Aku yang mendengar nama kelompokku langsung segera menuju barisan. Ya kami menamai kelompok kami dengan ceolus singkatan dari cewek cowok mulus. Kata teman-teman sih muka di kelompok ku pada mulus-mulus makannya dikasih nama itu. Kelompok ku terdiri dari enam orang, ada Mawar, Nadila, Arbian, Steven, Kayla dan aku sendiri.
"Oke adik-adik semua dengarkan ya berhubung ini adalah hari terakhir kita ospek, kita mau buat games yang paling seru nanti kalian pasti akan rindu masa-masa ospek ini. Oke kita mulai ya games pertama itu lomba makan kerupuk, jadi setiap kelompok akan kita kasih satu kerupuk yang harus kalian habiskan secara bergilir dan gak boleh menggunakan tangan."

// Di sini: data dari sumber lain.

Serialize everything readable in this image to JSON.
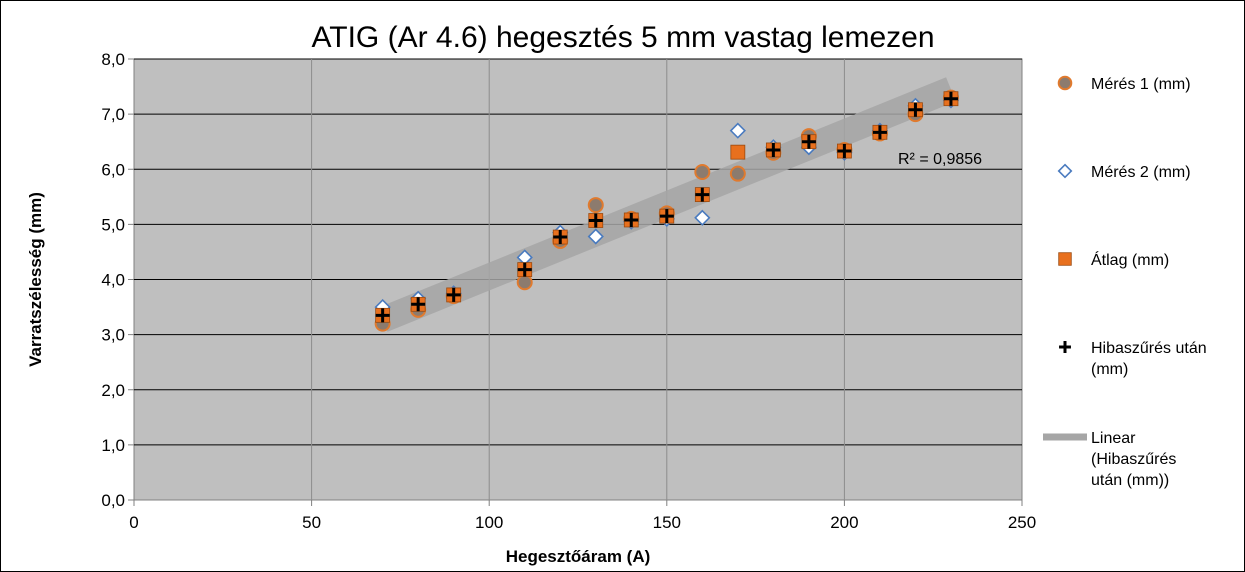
{
  "chart_data": {
    "type": "scatter",
    "title": "ATIG (Ar 4.6) hegesztés 5 mm vastag lemezen",
    "xlabel": "Hegesztőáram (A)",
    "ylabel": "Varratszélesség (mm)",
    "xlim": [
      0,
      250
    ],
    "ylim": [
      0,
      8
    ],
    "x_ticks": [
      "0",
      "50",
      "100",
      "150",
      "200",
      "250"
    ],
    "y_ticks": [
      "0,0",
      "1,0",
      "2,0",
      "3,0",
      "4,0",
      "5,0",
      "6,0",
      "7,0",
      "8,0"
    ],
    "grid": true,
    "legend_position": "right",
    "annotation": "R² = 0,9856",
    "colors": {
      "plot_bg": "#bfbfbf",
      "grid": "#000000",
      "meres1_fill": "#8c7b6e",
      "meres1_stroke": "#e07a2e",
      "meres2_stroke": "#4a7bbf",
      "atlag": "#e8701e",
      "hiba": "#000000",
      "trend": "#a6a6a6"
    },
    "series": [
      {
        "name": "Mérés 1 (mm)",
        "marker": "circle",
        "points": [
          [
            70,
            3.2
          ],
          [
            80,
            3.45
          ],
          [
            90,
            3.7
          ],
          [
            110,
            3.95
          ],
          [
            120,
            4.7
          ],
          [
            130,
            5.35
          ],
          [
            140,
            5.1
          ],
          [
            150,
            5.2
          ],
          [
            160,
            5.95
          ],
          [
            170,
            5.92
          ],
          [
            180,
            6.3
          ],
          [
            190,
            6.6
          ],
          [
            200,
            6.35
          ],
          [
            210,
            6.65
          ],
          [
            220,
            7.0
          ],
          [
            230,
            7.3
          ]
        ]
      },
      {
        "name": "Mérés 2 (mm)",
        "marker": "diamond",
        "points": [
          [
            70,
            3.5
          ],
          [
            80,
            3.65
          ],
          [
            90,
            3.75
          ],
          [
            110,
            4.4
          ],
          [
            120,
            4.85
          ],
          [
            130,
            4.78
          ],
          [
            140,
            5.05
          ],
          [
            150,
            5.1
          ],
          [
            160,
            5.12
          ],
          [
            170,
            6.7
          ],
          [
            180,
            6.4
          ],
          [
            190,
            6.4
          ],
          [
            200,
            6.3
          ],
          [
            210,
            6.7
          ],
          [
            220,
            7.15
          ],
          [
            230,
            7.25
          ]
        ]
      },
      {
        "name": "Átlag (mm)",
        "marker": "square",
        "points": [
          [
            70,
            3.35
          ],
          [
            80,
            3.55
          ],
          [
            90,
            3.72
          ],
          [
            110,
            4.18
          ],
          [
            120,
            4.77
          ],
          [
            130,
            5.07
          ],
          [
            140,
            5.08
          ],
          [
            150,
            5.15
          ],
          [
            160,
            5.54
          ],
          [
            170,
            6.31
          ],
          [
            180,
            6.35
          ],
          [
            190,
            6.5
          ],
          [
            200,
            6.33
          ],
          [
            210,
            6.67
          ],
          [
            220,
            7.08
          ],
          [
            230,
            7.28
          ]
        ]
      },
      {
        "name": "Hibaszűrés után (mm)",
        "marker": "plus",
        "points": [
          [
            70,
            3.35
          ],
          [
            80,
            3.55
          ],
          [
            90,
            3.72
          ],
          [
            110,
            4.18
          ],
          [
            120,
            4.77
          ],
          [
            130,
            5.07
          ],
          [
            140,
            5.08
          ],
          [
            150,
            5.15
          ],
          [
            160,
            5.54
          ],
          [
            180,
            6.35
          ],
          [
            190,
            6.5
          ],
          [
            200,
            6.33
          ],
          [
            210,
            6.67
          ],
          [
            220,
            7.08
          ],
          [
            230,
            7.28
          ]
        ]
      },
      {
        "name": "Linear (Hibaszűrés után (mm))",
        "marker": "line",
        "points": [
          [
            70,
            3.27
          ],
          [
            230,
            7.45
          ]
        ]
      }
    ]
  },
  "legend": {
    "items": [
      {
        "lines": [
          "Mérés 1 (mm)"
        ]
      },
      {
        "lines": [
          "Mérés 2 (mm)"
        ]
      },
      {
        "lines": [
          "Átlag (mm)"
        ]
      },
      {
        "lines": [
          "Hibaszűrés után",
          "(mm)"
        ]
      },
      {
        "lines": [
          "Linear",
          "(Hibaszűrés",
          "után (mm))"
        ]
      }
    ]
  }
}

Tuh kan apa aku bilang bakalan mudah lah ngelupain ospek kaya gini, games nya aja lomba makan kerupuk berasa lagi ikut lomba tujuh belasan, dimana serunya sih heran deh.
Kerupuk sudah berada di tangan ketua kelompok, saat games dimulai si Bian alias ketua kelompok ku sudah mulai memakan kerupuk lalu dia memberikan kerupuk yang masih digigitnya kepada ku tanpa menggunakan tangan, setelah itu aku pun memberikan kepada teman disampingku begitu seterusnya. Sampai dimana kerupuk mulai tersisa sedikit kira-kira dua kali gigitan lagi dan berada di mulut si ketua, otomatis aku harus memakan sisa kerupuk yang ada di tepi bibirnya Bian.
Pada saat muka kami berhadapan dan para panitia ospek mulai sorak-sorak agar aku memakan sisa kerupuk itu, tapi perasaan ku mulai gak enak karena muka ku bakalan dekat banget dengan mukanya Bian, sementara teman-teman sudah heboh meneriaki agar aku cepat gigit kerupuknya.
"Cepat dong Ana nanti kita kalah."
"Iya An makan aja ayo buruan."
Begitulah kira-kira support team ku, aku yang berhadapan langsung dengan Bian semakin gugup.
Akhirnya setelah semua keraguan yang ada aku pun mulai mendekatkan wajahku untuk mengambil kerupuk itu dari bibirnya Bian, saat sudah hampir menggigit kerupuknya aku malah merasakan bibir ku bertemu bibir Bian, betapa malunya aku karena saat tragedi itu panitia ospek malah mengambil foto kami.
Setelah kejadian memalukan yang benar-benar tidak akan bisa aku lupakan karena tragedi ciuman pertama ku dengan Bian ramai di perbincangkan satu sekolah, bahkan sampai masuk website sekolah di foto masa ospek. Rasanya aku ingin pindah sekolah saja, aku sudah tidak ada muka lagi untuk ketemu teman-teman sekolah.
Bahkan banyak yang bertanya kepadaku apa rasa bibir si Bian, mereka pikir aku menikmati adegan gila itu apa. Aku sampai menghindar dari Bian selama di sekolah, untungnya aku tidak satu kelas dengan Bian, kalau sampai satu kelas entah mau di letak dimana wajahku.